The sound, unlike the picture, has had a major overhaul. This will undoubtedly be the best you have ever heard this movie. The whole sound stage is well used and every one of your speakers will be well utilized. Base digs deep, the music score is rich and enveloping, and the actors' voices are not drowned out, as is so often the case with action movies. God's voice has an all-enveloping resonance that works very well. Full marks to whoever mixed this 5.1 soundtrack
William Shatner, apparently not happy with merely directing, writing, and starring in STV, decided to rope another family member into the production, as he provides commentary on the movie with his daughter Elizabeth. She was also on set during production and wrote a book about the experience.
Despite what you might think about William Shatner the actor, William Shatner the man is an endearing person, and with his daughter he provides a gentle insight into the problems he faced with time and money, and his constant battles with Paramount to get the movie he wanted on screen. The evolution of the plotlines, and the insistence on character consistency by the relevant actors is fascinating. It almost made it worth watching the movie again!
Also provided is a text commentary. This is “written” by Michael Okuda, author of the Star Trek Encyclopaedia. It can be watched at the same time that the spoken word commentary is provided by the Shatners, although taking in both can be a little confusing. This is not a feature I have seen before, and it is not one I would like to see again. If the relevant people can't be arsed to sit and commentate, I can't be arsed to sit and read! It's distracting and fragmenting, and I don't think it works. However for the sake of you dear reader I read every word. The information was mainly interesting, providing factual details on the production, (for example a scene was planned where a shot of Mt. Rushmore revealed the face of a female African-American President carved into the mountain), character motivation and background, and even a little humour, although there was some duplication with Shatner's recollections. As an experiment in added value features I think it fails. Stick to the commentaries.

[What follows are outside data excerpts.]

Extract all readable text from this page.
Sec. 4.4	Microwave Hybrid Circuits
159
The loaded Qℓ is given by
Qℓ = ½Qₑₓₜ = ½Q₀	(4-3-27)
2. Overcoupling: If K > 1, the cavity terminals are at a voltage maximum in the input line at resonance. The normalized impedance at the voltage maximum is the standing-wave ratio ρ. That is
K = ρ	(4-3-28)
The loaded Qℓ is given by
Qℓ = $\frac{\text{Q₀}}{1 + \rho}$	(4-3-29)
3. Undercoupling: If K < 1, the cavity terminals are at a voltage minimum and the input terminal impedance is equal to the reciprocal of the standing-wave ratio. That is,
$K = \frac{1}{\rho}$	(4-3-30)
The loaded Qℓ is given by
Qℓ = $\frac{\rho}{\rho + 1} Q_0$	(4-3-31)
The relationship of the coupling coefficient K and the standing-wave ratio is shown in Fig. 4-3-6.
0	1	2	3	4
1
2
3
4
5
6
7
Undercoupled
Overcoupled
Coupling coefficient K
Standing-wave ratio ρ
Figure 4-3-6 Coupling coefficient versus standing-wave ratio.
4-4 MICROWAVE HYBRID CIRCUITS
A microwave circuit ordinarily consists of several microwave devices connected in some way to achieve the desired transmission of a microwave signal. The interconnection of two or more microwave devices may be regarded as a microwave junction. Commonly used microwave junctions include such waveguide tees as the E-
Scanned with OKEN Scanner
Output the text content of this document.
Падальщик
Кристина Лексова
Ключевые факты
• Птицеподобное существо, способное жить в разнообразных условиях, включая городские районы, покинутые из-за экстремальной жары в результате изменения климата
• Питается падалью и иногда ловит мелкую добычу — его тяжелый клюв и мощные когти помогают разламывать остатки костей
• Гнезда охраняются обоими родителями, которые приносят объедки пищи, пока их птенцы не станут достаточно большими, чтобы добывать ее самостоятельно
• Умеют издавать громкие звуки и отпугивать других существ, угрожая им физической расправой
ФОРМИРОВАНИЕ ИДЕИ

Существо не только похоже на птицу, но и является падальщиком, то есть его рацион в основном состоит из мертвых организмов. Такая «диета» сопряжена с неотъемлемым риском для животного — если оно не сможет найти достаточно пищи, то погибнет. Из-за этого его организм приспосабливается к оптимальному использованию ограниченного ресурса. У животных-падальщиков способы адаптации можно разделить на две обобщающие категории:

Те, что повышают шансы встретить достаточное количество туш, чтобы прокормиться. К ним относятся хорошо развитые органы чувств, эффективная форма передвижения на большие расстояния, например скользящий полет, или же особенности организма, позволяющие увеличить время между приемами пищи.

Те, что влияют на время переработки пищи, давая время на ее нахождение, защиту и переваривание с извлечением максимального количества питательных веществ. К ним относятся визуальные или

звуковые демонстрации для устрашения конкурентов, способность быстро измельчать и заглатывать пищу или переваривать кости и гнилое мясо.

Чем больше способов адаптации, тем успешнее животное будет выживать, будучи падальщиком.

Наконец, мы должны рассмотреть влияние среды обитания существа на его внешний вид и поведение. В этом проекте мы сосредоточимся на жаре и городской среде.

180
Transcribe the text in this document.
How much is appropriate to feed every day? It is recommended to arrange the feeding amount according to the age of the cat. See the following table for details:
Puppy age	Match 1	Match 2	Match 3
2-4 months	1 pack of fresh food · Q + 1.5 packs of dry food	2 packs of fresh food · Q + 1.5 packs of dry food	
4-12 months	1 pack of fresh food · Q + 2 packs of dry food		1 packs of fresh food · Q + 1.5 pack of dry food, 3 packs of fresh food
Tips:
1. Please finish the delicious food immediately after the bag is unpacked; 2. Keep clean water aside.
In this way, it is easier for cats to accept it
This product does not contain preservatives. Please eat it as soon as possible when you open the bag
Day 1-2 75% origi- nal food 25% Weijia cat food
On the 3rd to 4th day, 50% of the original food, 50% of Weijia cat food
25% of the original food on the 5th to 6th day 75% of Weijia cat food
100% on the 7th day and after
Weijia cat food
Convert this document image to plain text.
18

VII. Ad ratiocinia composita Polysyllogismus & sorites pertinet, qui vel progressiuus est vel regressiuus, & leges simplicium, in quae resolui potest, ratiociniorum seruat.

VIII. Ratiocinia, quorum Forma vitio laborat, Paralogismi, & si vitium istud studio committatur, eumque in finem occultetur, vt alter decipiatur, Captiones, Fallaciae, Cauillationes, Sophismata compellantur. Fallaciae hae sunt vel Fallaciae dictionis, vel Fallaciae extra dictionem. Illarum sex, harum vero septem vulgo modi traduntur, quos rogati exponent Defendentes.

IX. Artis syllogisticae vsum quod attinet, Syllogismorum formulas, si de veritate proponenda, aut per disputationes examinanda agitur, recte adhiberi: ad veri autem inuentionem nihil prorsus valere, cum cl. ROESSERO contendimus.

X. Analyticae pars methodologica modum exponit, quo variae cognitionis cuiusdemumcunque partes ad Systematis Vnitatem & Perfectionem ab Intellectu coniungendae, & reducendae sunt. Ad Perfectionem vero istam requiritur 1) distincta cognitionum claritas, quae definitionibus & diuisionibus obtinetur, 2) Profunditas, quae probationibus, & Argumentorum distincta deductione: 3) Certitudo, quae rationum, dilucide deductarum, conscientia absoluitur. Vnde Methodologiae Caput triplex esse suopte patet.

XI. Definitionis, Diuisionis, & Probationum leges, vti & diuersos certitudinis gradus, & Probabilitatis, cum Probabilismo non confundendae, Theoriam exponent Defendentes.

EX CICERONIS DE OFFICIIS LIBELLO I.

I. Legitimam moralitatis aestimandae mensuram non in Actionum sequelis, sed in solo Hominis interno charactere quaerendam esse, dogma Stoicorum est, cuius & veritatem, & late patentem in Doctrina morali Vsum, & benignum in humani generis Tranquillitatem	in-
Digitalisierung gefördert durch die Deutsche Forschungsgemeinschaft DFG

Disc 2 Contains a number of excellent featurettes and documentaries that go above and beyond the usual marketing fluff on DVDs. Of particular note is a 30minutes retrospective with interviews with director, producers and production staff, further outlining the budgetary constraints, the major changes required to the end of the movie in order to stick to budget, and the experience of Shatner as a first time feature director. There is also video footage of the Star Trek V press conference, which proves if nothing else that an actor without a script is as dumb as you and me.
There are also short videos on the actors playing the lead klingons. Who are interviewed fawning over each other, and relating tales from the make-up room, and two mercifully short videos entitled Cosmic Thoughts, and A Green Future containing a variety of scientists doing what they do best, speculating and theorising on the cosmos and the future of the planet. The extensive package is further enhanced with production stills and make-up test footage for all the major, and minor characters, theatrical and TV trailers, and lost footage of the wisely deleted Rockman ending and other deleted scenes.
Overall, an exhaustive and entertaining couple of hours, which shows that even bad movies are made with the best intentions.
Poor dialogue, poor acting, poor special effects, a poorly restored print. These are not redeemed by a very good sound edit, and a well featured list of extras. Ultimately this is for die-hard trekkies and collection completists only.